Better Programming

Advice for programmers.

Node.js Implementation of Image Recognition Using TensorFlow and Express.js

Aidan Tilgner
Better Programming
Published in
8 min readJun 1, 2022

--

The State of Artificial Intelligence

Artificial Intelligence is quite the field, captivating our interests with its astonishing capabilities and complex nature. The technology has come a long way since the 1940s when the possibility of recreating a brain using electronics was first theorized. While most of its lifetime, artificial intelligence, and therefore machine learning, have been fairly exclusive fields, things are starting to change.

For most of its history, machine learning has been accessible only to those with extensive computer science education and access to beefy hardware. But now, with the advent of open source platforms like TensorFlow and Keras, anyone with a basic knowledge of coding and a computer to do it on can train ML models and/or utilize the vast collection of existing ones.

This democratization of AI is crucial for the future of the industry and possibly the human race as a whole. We cannot have a situation where giants of the industry hold sole access to the most powerful tool in the history of the world, it needs to be something that even you or I have the chance to access and utilize.

All of that being said, you might think that image recognition and object detection are quite the endeavor, and that may be true if we were working from scratch in C++. However, I’m here to inform you that even I, a mere JavaScript developer, have managed to implement object detection in an Express server.

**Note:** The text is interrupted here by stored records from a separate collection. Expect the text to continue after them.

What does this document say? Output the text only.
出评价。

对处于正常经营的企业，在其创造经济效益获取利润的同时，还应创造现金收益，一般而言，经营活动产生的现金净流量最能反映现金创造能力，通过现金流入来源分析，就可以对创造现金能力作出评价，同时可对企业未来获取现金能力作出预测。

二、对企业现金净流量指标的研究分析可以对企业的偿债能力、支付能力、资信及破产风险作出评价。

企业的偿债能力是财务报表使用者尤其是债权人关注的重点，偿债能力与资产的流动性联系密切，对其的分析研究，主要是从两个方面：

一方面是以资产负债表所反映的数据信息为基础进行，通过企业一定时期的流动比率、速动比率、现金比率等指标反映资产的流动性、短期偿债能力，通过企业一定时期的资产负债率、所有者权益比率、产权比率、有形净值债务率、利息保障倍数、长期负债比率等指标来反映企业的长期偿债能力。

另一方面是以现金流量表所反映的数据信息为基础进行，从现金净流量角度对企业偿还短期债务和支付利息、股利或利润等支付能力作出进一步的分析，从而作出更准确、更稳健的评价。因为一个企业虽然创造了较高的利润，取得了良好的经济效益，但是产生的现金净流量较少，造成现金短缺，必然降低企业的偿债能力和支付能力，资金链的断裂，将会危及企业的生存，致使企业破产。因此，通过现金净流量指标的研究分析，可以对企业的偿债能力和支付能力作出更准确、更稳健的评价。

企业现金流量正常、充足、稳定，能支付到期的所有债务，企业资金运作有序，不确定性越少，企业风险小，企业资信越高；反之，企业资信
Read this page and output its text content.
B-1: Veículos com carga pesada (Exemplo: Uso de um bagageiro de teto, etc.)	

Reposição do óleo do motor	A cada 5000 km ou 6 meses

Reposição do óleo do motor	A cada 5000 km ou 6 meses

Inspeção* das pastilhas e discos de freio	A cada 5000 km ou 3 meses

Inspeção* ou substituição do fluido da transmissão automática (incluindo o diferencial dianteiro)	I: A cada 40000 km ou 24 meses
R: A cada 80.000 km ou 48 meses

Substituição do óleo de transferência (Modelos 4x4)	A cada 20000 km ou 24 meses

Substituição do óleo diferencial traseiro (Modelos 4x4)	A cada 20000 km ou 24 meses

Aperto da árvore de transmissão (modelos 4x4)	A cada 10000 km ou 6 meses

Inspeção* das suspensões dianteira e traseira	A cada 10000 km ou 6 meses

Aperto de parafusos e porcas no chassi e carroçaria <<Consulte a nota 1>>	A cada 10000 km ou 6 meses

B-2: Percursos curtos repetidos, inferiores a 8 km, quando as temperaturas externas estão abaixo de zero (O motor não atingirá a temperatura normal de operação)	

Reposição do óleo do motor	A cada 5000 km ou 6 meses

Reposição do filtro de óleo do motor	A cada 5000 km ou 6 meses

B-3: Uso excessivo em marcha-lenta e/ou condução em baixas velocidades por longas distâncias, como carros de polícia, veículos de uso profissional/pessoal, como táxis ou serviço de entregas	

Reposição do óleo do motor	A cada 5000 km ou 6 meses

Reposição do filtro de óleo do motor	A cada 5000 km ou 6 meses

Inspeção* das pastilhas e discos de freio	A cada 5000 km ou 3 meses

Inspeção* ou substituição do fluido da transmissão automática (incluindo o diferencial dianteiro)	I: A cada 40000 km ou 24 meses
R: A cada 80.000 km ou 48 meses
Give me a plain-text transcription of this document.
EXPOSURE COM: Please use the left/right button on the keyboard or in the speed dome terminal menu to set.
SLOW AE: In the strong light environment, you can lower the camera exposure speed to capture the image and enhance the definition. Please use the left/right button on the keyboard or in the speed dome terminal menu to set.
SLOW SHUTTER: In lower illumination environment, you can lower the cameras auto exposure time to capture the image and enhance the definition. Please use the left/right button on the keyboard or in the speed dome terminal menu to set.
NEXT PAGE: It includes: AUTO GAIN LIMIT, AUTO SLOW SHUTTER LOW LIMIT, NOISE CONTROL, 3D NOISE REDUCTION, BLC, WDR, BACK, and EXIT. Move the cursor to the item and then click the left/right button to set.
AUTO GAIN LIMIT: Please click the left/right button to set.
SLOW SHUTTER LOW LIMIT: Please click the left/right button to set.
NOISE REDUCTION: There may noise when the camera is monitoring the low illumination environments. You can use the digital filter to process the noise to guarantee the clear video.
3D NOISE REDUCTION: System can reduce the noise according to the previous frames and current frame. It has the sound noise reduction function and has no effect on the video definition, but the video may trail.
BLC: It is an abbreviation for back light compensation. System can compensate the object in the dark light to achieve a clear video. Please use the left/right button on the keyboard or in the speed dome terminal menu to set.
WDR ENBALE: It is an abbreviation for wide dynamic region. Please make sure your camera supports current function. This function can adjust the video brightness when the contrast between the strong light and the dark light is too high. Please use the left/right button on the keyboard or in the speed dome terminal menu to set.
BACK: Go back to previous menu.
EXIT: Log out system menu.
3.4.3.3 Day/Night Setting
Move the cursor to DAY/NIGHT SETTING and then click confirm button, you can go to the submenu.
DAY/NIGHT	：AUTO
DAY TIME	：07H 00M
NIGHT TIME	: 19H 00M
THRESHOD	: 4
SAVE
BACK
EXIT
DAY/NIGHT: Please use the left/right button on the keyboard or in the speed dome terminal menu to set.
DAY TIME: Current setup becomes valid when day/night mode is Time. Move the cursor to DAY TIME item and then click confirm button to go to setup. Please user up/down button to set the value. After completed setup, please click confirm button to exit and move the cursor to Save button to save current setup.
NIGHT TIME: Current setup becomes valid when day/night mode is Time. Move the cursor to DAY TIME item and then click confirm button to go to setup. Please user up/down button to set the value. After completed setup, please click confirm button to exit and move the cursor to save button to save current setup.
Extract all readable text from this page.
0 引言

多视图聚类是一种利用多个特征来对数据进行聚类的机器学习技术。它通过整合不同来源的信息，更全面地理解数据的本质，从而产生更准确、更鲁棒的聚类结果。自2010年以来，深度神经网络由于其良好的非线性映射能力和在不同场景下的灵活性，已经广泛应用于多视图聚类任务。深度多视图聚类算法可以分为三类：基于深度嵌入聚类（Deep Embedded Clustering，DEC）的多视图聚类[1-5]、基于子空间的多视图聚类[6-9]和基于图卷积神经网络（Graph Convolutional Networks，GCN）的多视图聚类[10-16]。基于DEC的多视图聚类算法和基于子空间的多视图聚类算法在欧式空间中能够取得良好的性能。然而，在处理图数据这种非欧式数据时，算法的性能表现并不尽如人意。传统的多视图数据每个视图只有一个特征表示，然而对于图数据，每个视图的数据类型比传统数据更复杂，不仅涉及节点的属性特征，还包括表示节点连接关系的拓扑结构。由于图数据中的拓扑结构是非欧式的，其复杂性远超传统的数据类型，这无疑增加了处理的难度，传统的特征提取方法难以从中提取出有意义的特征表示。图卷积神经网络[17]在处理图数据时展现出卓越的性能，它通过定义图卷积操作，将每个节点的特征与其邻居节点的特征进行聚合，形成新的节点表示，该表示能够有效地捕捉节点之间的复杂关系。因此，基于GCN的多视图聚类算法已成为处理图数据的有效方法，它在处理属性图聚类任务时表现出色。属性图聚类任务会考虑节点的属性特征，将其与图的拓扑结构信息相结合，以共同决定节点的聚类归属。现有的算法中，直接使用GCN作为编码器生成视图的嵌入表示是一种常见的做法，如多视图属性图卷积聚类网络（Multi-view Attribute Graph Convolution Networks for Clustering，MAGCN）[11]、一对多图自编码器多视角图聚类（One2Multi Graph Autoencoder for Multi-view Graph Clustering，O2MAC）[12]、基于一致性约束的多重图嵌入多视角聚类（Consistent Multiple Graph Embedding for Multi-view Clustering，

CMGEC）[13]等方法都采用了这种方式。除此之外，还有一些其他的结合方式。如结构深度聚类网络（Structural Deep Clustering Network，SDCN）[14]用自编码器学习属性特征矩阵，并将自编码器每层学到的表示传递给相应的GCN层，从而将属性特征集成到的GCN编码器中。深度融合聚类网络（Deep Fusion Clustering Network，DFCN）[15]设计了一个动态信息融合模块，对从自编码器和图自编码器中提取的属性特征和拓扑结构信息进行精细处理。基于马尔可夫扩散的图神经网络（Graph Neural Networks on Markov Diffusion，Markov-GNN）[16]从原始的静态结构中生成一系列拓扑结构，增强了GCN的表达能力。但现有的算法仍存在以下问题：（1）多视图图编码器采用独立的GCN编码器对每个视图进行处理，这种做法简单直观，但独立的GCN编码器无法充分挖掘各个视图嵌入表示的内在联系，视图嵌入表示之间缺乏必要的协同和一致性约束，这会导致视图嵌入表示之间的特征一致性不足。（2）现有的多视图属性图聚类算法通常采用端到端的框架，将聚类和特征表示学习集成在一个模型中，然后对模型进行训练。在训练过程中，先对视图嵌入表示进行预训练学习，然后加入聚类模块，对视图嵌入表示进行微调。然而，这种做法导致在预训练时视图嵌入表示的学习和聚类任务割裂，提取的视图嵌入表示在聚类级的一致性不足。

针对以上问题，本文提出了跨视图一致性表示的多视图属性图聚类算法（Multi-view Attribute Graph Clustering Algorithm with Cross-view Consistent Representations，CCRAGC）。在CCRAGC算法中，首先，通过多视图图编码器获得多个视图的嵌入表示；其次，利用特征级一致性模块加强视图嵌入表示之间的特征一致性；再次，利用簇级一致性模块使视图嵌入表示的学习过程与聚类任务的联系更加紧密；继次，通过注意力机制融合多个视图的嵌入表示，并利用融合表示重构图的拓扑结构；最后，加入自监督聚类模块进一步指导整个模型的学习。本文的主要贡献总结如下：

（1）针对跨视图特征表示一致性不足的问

Today, I’m going to teach you how to do it yourself.

What We Are Going To Build

The Code

So, what exactly are we building today? Well, it’s not that complicated, fortunately; it’s mostly what I said before. We’ll have an Express server with an endpoint that takes an image upload and uses the COCO-SSD model from TensorFlow to make predictions on the objects that exist in the uploaded image. It will then return an array of those predictions as JSON for use by the client.

This is basically a server implementation of a TensorFlow tutorial that walks through building a client-side application that runs object detection on a stream of webcam input. After that, it shows the end user the predictions in a visible manner.

Client-Side vs Server-Side

I’d highly recommend the aforementioned tutorial for a client-side implementation, which can have its own benefits. When running a pre-trained model on the client’s computer, you increase their privacy, the speed of the model, and lower the cost as you don’t have to pay for a server setup. These are definitely to be taken into consideration, but server-side has its benefits as well.

A server-side implementation allows you to have full access over the hardware that will be used to run the models, allowing you to optimize for bigger, better, and higher-memory models. A Node.js server can be run on pretty much any computer including the Raspberry Pi, which means a centralized server performing model actions can be an asset in IoT integrations.

All that being said, it all depends on the use case, and your end user. It’s always a good idea to spend time finding the best implementation for your situation, this will lead to the most scalable, maintainable, and flexible product.

Let’s Build the Server

Anyway, enough of me rambling on about this and that. You’re here to follow a tutorial. Let’s get started.

Requirements

First of all, you’ll want to make sure that your environment is set up correctly. You’ll need Node.js installed for package management and running the code. While a specific version is not necessarily required, I used Node v14.17.0 and Npm v6.14.13 for this tutorial.

Python 2.7 is required to install the TensorFlow package correctly. 3+ won’t work. If you have another version installed, don’t fret. Simply go to the downloads page, install the correct version (2.7.16 introduces a bug fix so I used that), and then switch to it using the py -2.7 command (you can check all currently installed versions with py -0 command).

New Project

Once you have the requirements met, create a new folder for this to live in, and navigate to it.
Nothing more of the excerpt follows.